8.851 spectateurs. C’est le nombre de spectateurs présents mardi soir au Stadium pour la rencontre de Coupe de la Ligue contre Bordeaux, soit la plus petite affluence à domicile pour cette saison 2017-2018. Cela n’a pas empêché les joueurs de se qualifier (2-0) pour les quarts de finale de la compétition.

Pascal Dupraz s’est même empressé en conférence de presse de remercier ceux qui ont bien voulu se déplacer. « Nous avons joué dans un contexte extrêmement spécial. Les supporters extrêmement courageux sont venus nous encourager. »

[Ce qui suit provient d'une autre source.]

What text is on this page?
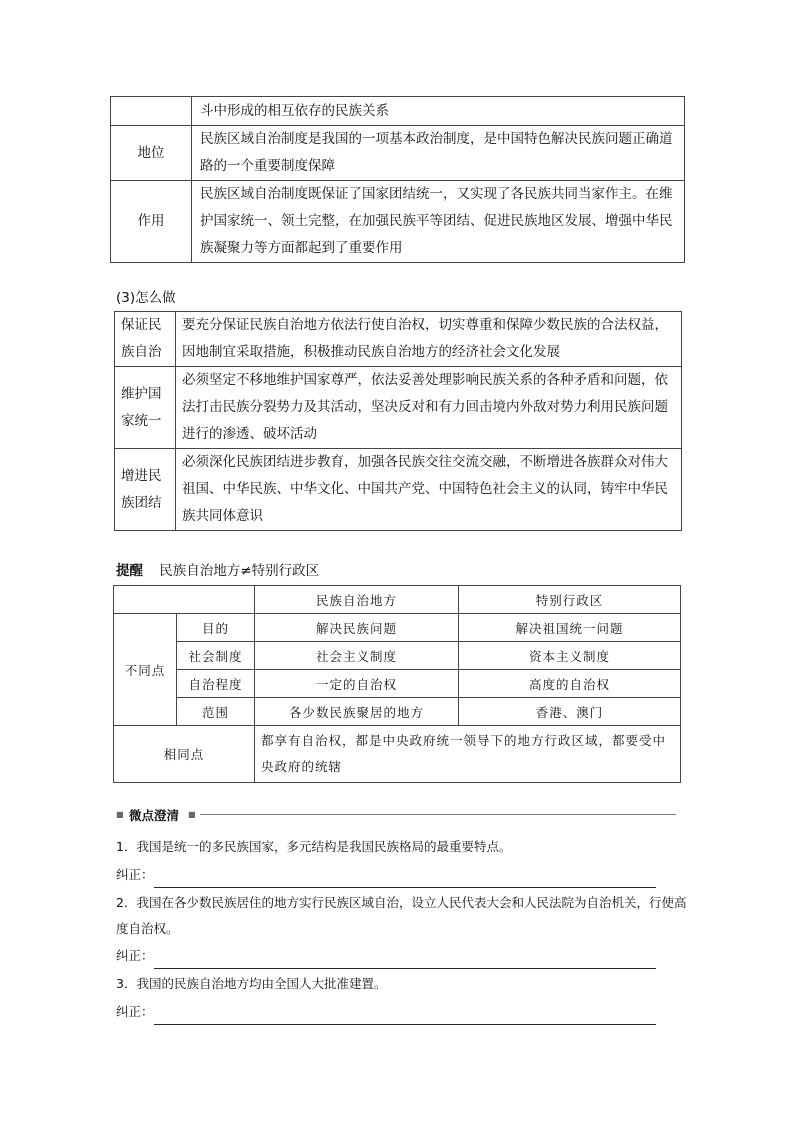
	斗中形成的相互依存的民族关系
地位	民族区域自治制度是我国的一项基本政治制度，是中国特色解决民族问题正确道路的一个重要制度保障
作用	民族区域自治制度既保证了国家团结统一，又实现了各民族共同当家作主。在维护国家统一、领土完整，在加强民族平等团结、促进民族地区发展、增强中华民族凝聚力等方面都起到了重要作用
(3)怎么做
保证民族自治	要充分保证民族自治地方依法行使自治权，切实尊重和保障少数民族的合法权益，因地制宜采取措施，积极推动民族自治地方的经济社会文化发展
维护国家统一	必须坚定不移地维护国家尊严，依法妥善处理影响民族关系的各种矛盾和问题，依法打击民族分裂势力及其活动，坚决反对和有力回击境内外敌对势力利用民族问题进行的渗透、破坏活动
增进民族团结	必须深化民族团结进步教育，加强各民族交往交流交融，不断增进各族群众对伟大祖国、中华民族、中华文化、中国共产党、中国特色社会主义的认同，铸牢中华民族共同体意识
提醒 民族自治地方≠特别行政区
		民族自治地方	特别行政区
不同点	目的	解决民族问题	解决祖国统一问题
	社会制度	社会主义制度	资本主义制度
	自治程度	一定的自治权	高度的自治权
	范围	各少数民族聚居的地方	香港、澳门
相同点		都享有自治权，都是中央政府统一领导下的地方行政区域，都要受中央政府的统辖	
■ 微点澄清 ■
1．我国是统一的多民族国家，多元结构是我国民族格局的最重要特点。
纠正：
2．我国在各少数民族居住的地方实行民族区域自治，设立人民代表大会和人民法院为自治机关，行使高度自治权。
纠正：
3．我国的民族自治地方均由全国人大批准建置。
纠正：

Mais il ne faut pas se fier aux apparences. Samedi 9 décembre, le Toulouse Football Club (TFC) a enfin stoppé la mauvaise série de six rencontres sans la moindre victoire en championnat. Le tout accompagné d’un retour de la réussite sur penalty après trois tentatives manquées consécutivement. Et les joueurs ont rendu une bien meilleure copie sur le terrain après un mois de novembre méconnaissable.

« On commençait à désespérer un peu », ne cache pas Christophe Landalle, vice-président du club de supporters Visca Tolosa au lendemain de cette victoire tant attendue face à Caen (2-0). Ce supporter du club depuis quinze ans reconnaît avoir « pensé que c’était fini. Il n’y avait plus de jeu, les joueurs étaient complètement perdus ».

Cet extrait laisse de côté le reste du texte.